Florida law permits the disqualification of a judge from a case when certain strict standards are met. The standard for disqualifying a judge the first time in a case is more liberal than the standard for disqualifying a successor judge in the case when the same party disqualified the first judge. This blog topic, parts one and two, will only address the requirements for a party’s first disqualification of a judge.

The first thing to understand about disqualification motions is that they are often denied because they don’t meet the legal and procedural standards for this type of motion, discussed in more detail in part two of this blog topic.

The second thing to understand is that disqualification motions must be timely filed –within 10 days of your discovery of facts supporting your belief that the judge is biased against you.

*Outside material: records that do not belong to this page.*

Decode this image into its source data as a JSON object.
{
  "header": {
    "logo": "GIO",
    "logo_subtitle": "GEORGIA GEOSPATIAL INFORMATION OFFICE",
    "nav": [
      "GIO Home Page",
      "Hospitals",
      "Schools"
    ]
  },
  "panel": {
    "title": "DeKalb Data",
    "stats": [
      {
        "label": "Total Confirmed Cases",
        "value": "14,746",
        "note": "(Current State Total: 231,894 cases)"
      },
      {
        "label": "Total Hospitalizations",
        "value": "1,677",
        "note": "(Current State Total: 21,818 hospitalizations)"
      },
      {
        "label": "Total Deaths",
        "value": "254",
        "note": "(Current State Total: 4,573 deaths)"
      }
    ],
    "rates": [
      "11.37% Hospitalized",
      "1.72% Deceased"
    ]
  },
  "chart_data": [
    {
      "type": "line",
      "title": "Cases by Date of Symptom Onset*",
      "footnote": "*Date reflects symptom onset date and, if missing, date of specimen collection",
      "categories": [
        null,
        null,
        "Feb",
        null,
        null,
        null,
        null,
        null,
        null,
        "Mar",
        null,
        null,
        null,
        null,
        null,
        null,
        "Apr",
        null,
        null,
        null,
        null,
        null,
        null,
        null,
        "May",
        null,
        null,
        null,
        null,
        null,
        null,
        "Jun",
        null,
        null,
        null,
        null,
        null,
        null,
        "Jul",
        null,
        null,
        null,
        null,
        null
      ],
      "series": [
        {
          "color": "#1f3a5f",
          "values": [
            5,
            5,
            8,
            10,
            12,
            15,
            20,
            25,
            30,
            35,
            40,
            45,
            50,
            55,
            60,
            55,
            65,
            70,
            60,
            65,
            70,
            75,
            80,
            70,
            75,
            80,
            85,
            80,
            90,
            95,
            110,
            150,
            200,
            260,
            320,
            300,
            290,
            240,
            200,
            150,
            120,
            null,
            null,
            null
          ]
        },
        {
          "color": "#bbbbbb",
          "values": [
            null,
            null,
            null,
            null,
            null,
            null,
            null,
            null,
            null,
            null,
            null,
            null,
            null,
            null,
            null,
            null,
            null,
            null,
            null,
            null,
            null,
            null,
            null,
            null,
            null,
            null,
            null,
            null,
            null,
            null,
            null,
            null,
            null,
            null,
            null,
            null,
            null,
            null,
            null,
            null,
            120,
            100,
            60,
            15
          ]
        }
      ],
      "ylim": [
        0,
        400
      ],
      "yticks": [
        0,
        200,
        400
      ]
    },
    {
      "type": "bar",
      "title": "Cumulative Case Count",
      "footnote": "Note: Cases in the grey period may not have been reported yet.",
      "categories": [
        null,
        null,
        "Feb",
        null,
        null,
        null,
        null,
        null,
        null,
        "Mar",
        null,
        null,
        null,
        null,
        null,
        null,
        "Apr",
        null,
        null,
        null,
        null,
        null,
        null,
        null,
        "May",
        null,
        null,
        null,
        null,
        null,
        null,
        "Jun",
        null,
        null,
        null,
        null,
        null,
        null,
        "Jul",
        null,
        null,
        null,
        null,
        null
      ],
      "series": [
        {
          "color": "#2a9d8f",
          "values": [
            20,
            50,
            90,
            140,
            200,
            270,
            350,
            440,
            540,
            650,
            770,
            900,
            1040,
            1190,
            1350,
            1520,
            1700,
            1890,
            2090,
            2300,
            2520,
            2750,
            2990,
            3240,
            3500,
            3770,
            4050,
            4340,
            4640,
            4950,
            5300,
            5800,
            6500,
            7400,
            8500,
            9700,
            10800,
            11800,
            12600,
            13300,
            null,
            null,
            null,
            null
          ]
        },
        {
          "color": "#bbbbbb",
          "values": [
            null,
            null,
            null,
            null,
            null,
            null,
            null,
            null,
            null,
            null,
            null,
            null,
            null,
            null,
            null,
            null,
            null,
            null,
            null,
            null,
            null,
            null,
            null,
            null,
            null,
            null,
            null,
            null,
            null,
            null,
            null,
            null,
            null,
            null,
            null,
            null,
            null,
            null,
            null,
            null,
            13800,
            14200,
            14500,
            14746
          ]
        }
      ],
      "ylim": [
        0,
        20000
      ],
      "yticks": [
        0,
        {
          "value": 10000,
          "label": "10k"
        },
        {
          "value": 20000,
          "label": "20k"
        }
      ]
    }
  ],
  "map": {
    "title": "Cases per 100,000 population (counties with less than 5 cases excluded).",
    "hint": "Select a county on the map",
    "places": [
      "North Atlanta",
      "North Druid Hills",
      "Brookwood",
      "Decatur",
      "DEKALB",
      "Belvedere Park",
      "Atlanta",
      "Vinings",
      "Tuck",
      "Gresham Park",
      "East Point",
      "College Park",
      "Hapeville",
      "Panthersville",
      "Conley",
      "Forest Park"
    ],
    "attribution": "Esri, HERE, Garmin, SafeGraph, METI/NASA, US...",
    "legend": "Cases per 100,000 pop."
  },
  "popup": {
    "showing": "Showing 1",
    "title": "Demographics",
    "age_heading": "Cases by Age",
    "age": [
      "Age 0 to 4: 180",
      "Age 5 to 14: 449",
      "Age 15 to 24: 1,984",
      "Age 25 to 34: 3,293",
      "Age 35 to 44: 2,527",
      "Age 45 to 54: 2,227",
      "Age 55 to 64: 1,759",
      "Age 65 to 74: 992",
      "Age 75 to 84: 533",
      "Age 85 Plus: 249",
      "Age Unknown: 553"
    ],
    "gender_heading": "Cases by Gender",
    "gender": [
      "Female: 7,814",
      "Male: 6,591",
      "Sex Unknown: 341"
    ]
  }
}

The third helpful thing to know is that even though you sincerely believe that your judge is biased against you, your reasons for this belief may not be legally sufficient to require the judge’s disqualification. This is a legal determination, and there are many, many different legal decisions on the issue with a wide range of results. For example, the fact that a judge has ruled against you is not legally sufficient grounds for disqualifying the judge. But making a comment that suggests that the judge has prejudged an issue before hearing the evidence might be legally sufficient grounds to require removal of the judge from your case.

The legal requirements for disqualification are technical and strict. The motion must be correctly prepared and filed. No hearing will be held on your disqualification motion, so you won’t get a chance in person to convince the judge that disqualification is required. It is highly recommended that you consult with an experienced family law attorney before deciding whether you have legal grounds for disqualifying a judge.